LARKANA: Speakers at a seminar titled ‘Provincial policy dialogue on early marriages and domestic violence’ called for establishing committees at district level to ensure implementation of laws protecting women’s rights and curbing underage marriages.

They were of the concerted view that the laws protecting women’s rights did exist but were rarely implemented.

The seminar was held under the auspices of a non-governmental organisation, Shirkatgah, at a local hotel on Tuesday.

A large number of women from all walks of life attended the seminar.

Amar Sindhu, a leader of the Women Action Forum (WAF), said that although a change was being witnessed in the culture, where women were killed (for honour or other invalid reasons), it seemed as if men still possessed the licence to kill their female family members.

Larkana’s City ASP Tauqeer Naeem, sharing the crime data with the seminar participants, said that over the past seven months alone 28 women had been killed in the city. Most of the cases related to karo-kari (so-called honour killings) and four related to domestic violence, he added.

He observed that one of the main factors behind many cases of violence against women appeared to be ‘watta-satta’ (an arrangement under which a man is marries a woman only if her brother/son marries the man’s close family member).

Under this arrangement, he said, most underage marriages were held.

The police officer, on the basis of the cases he came across during his posting in the city, disclosed that “between 90 and 95 per cent marriages are held without a Nikahnama being signed or registered”.

He stressed the need for ensuring formal education in society to create awareness of demerits of underage marriages and impact of violence against women on families and relationships.

Four women committed suicide in the city over the past few months due to violence against them by their husbands, he told the audience, and said police personnel should also be sensitised on how to deal fairly with cases of violence against women.

Regarding the state of women empowerment in society, the ASP said that remnants of the 5,000-year-old civilisation of Moenjodaro showed that women in that era remained in the forefront in all walks of life. The present-day society, he observed, was a male-dominated one where the process of women empowerment was very slow.

“Culture is changing, but jirgas (tribal courts) presided over by feudal lords, lawmakers and other influential people are frequently held at circuit houses and bungalows of tribal chieftains.
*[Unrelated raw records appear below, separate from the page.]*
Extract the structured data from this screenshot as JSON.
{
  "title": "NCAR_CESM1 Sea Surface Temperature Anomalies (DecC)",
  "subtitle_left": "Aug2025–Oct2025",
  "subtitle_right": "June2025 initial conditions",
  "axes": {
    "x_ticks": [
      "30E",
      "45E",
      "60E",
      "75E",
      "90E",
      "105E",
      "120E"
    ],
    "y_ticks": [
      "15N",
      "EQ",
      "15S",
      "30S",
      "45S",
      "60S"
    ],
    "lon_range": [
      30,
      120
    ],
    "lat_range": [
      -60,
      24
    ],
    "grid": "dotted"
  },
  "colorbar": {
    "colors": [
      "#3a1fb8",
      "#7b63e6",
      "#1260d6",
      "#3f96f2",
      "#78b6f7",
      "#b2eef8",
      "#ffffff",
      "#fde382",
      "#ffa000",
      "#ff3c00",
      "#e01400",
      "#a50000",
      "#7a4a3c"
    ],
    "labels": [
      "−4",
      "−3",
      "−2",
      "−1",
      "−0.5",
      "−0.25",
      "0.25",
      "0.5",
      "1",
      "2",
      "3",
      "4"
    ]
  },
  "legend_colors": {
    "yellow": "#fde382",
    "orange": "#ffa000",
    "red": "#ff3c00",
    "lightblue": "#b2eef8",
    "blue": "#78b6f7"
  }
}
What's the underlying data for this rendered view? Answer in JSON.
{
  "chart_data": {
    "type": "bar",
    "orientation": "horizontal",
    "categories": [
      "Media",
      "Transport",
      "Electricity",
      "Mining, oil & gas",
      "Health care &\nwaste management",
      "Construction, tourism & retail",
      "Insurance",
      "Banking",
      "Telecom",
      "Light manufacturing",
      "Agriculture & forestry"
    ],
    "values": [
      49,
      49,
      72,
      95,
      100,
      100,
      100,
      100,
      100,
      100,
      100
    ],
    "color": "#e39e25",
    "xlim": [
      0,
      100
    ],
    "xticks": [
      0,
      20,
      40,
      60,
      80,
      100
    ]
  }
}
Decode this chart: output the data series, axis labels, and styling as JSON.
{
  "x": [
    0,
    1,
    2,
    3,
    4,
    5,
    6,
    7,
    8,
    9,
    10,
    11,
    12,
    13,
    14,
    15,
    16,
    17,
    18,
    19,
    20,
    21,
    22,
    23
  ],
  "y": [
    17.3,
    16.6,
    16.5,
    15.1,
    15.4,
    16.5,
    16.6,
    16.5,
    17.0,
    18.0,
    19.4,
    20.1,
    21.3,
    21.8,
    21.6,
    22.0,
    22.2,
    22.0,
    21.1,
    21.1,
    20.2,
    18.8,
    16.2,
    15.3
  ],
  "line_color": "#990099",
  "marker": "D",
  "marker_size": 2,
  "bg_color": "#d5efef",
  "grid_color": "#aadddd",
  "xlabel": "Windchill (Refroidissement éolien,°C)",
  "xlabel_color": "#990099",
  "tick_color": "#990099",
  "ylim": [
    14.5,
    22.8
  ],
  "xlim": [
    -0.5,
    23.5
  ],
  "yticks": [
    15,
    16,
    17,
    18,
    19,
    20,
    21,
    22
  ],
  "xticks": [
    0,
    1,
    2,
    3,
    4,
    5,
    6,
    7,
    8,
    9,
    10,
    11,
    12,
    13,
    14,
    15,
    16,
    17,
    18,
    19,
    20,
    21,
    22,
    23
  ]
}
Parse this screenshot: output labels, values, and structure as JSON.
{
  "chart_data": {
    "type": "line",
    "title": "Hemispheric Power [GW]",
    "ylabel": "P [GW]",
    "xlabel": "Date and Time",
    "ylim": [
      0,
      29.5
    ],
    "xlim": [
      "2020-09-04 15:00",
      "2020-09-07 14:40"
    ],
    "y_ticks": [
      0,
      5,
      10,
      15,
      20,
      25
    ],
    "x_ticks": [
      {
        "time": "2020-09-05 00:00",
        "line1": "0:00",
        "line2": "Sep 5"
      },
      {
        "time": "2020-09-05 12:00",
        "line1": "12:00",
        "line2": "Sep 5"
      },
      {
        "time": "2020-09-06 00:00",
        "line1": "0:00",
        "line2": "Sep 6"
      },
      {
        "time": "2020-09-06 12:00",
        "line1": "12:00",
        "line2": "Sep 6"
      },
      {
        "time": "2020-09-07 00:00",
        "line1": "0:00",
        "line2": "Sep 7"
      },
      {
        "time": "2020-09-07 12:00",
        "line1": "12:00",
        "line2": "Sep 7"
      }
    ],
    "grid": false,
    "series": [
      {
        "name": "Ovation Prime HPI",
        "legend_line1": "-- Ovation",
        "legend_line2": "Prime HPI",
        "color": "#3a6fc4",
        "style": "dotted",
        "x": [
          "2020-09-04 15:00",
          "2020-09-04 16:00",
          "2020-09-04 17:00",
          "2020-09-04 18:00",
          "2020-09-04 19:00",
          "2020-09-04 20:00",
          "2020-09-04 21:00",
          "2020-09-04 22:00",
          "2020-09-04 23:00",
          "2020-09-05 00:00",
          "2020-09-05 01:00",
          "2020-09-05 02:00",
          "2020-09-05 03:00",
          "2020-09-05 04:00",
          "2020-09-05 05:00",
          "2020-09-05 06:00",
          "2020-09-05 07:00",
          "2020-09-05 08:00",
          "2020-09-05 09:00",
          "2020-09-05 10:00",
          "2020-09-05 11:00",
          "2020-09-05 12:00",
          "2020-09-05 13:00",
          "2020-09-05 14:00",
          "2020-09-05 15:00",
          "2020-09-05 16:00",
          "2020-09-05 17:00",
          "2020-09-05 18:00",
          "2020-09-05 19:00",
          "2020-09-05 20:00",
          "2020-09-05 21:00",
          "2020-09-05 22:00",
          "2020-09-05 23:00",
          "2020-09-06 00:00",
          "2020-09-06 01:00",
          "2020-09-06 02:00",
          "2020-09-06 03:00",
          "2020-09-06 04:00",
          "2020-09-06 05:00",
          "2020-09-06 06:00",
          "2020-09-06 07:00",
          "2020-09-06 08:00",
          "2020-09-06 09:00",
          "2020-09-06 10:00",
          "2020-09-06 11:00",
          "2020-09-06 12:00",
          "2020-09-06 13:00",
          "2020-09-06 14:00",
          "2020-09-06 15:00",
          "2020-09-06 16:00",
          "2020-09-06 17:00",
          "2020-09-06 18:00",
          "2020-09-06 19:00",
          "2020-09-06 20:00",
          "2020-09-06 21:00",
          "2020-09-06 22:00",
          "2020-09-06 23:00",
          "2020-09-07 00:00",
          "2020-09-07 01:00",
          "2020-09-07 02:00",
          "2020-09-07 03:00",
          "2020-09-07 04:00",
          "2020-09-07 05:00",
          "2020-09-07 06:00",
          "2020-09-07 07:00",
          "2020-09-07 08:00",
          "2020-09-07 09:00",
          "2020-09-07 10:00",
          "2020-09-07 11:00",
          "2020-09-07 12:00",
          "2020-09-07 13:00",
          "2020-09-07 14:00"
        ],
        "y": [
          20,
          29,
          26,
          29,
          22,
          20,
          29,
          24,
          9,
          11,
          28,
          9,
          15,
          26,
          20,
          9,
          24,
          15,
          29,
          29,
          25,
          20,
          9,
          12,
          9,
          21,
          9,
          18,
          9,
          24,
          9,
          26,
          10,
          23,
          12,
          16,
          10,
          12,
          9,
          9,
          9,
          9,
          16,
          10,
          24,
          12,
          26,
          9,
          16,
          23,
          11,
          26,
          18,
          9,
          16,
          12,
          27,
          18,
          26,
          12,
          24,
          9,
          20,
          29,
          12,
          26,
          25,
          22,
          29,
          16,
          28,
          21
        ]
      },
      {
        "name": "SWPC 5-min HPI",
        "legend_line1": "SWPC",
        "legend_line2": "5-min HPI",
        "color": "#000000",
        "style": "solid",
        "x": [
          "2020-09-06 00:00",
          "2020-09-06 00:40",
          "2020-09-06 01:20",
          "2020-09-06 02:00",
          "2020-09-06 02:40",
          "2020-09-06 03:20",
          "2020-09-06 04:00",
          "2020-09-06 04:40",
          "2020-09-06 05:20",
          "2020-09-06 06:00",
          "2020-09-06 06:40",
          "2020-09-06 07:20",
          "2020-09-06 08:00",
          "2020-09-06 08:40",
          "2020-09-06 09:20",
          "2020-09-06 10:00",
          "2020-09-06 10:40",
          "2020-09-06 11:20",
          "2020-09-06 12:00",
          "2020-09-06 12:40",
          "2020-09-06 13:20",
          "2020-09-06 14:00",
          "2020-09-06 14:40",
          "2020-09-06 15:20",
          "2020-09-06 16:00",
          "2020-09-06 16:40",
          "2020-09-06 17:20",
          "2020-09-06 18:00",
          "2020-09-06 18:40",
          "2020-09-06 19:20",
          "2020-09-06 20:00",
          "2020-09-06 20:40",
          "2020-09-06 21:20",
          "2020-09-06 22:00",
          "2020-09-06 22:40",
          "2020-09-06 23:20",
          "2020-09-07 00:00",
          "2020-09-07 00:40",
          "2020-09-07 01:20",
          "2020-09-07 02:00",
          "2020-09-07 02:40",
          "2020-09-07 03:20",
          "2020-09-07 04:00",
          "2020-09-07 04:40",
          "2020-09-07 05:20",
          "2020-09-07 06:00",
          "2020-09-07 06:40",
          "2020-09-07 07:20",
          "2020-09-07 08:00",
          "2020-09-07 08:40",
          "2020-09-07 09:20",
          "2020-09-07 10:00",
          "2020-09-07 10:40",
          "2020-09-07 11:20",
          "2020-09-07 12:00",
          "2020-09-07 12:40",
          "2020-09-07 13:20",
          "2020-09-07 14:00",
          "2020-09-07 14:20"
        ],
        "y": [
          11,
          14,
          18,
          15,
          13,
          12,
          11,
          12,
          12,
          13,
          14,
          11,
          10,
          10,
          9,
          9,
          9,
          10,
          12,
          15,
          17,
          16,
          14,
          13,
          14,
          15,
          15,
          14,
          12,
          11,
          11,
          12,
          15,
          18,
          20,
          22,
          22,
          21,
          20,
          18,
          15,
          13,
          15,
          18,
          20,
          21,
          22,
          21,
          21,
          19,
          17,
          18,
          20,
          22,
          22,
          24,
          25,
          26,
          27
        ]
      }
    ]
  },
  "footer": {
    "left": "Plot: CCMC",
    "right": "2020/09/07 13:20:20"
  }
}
More often, the rulings are influenced by them and women are losers,” she said.

She also referred to the recent incidents of gang rape in Rasoolabad, Khipro, Johi and some other areas, and said feudal lords appeared undeterred by civil society’s protests over the illegal jirgas and struggle against injustices with the womenfolk.

The struggle should now move ahead, i.e. from justice in individual cases to the cause of collective change, she stressed.

“A collective change is possible only when ‘big houses’ are shaken by the voice of a larger number of women [legislators],” she said.

Calling for the abolishment of the jirga system, she criticised the role of state institutions that was helping the system to flourish.

Shirkatgah director Gulnaz Tabassum observed that women, constituting more than 50 per cent of the country’s population, had meagre representation in elected houses, courts and all major sectors. “That’s why decisions come against women,” she said.

She was of the view that male members dominating households and institutions had the mindset of going against women.

She held obsolete traditions and customs rooted deeply in culture responsible for killing of and violence against women.

Other participants, including district social welfare officer Dr Amir Abro, PML-F divisional chief Wahab Pandrani, Khalid Chandio, Ms Hameeda, Hajira Selro, Rubina Chandio and Safia Abbasi, expressed their dismay over the non- implementation of the laws protecting women.

They proposed insertion of the column of ‘age’ in the Nikahnama form to remove any doubt about the bride’s being adult. The supported the idea that education was key to the required change in the system and root out all inhuman, unfair and illegal customs and traditions.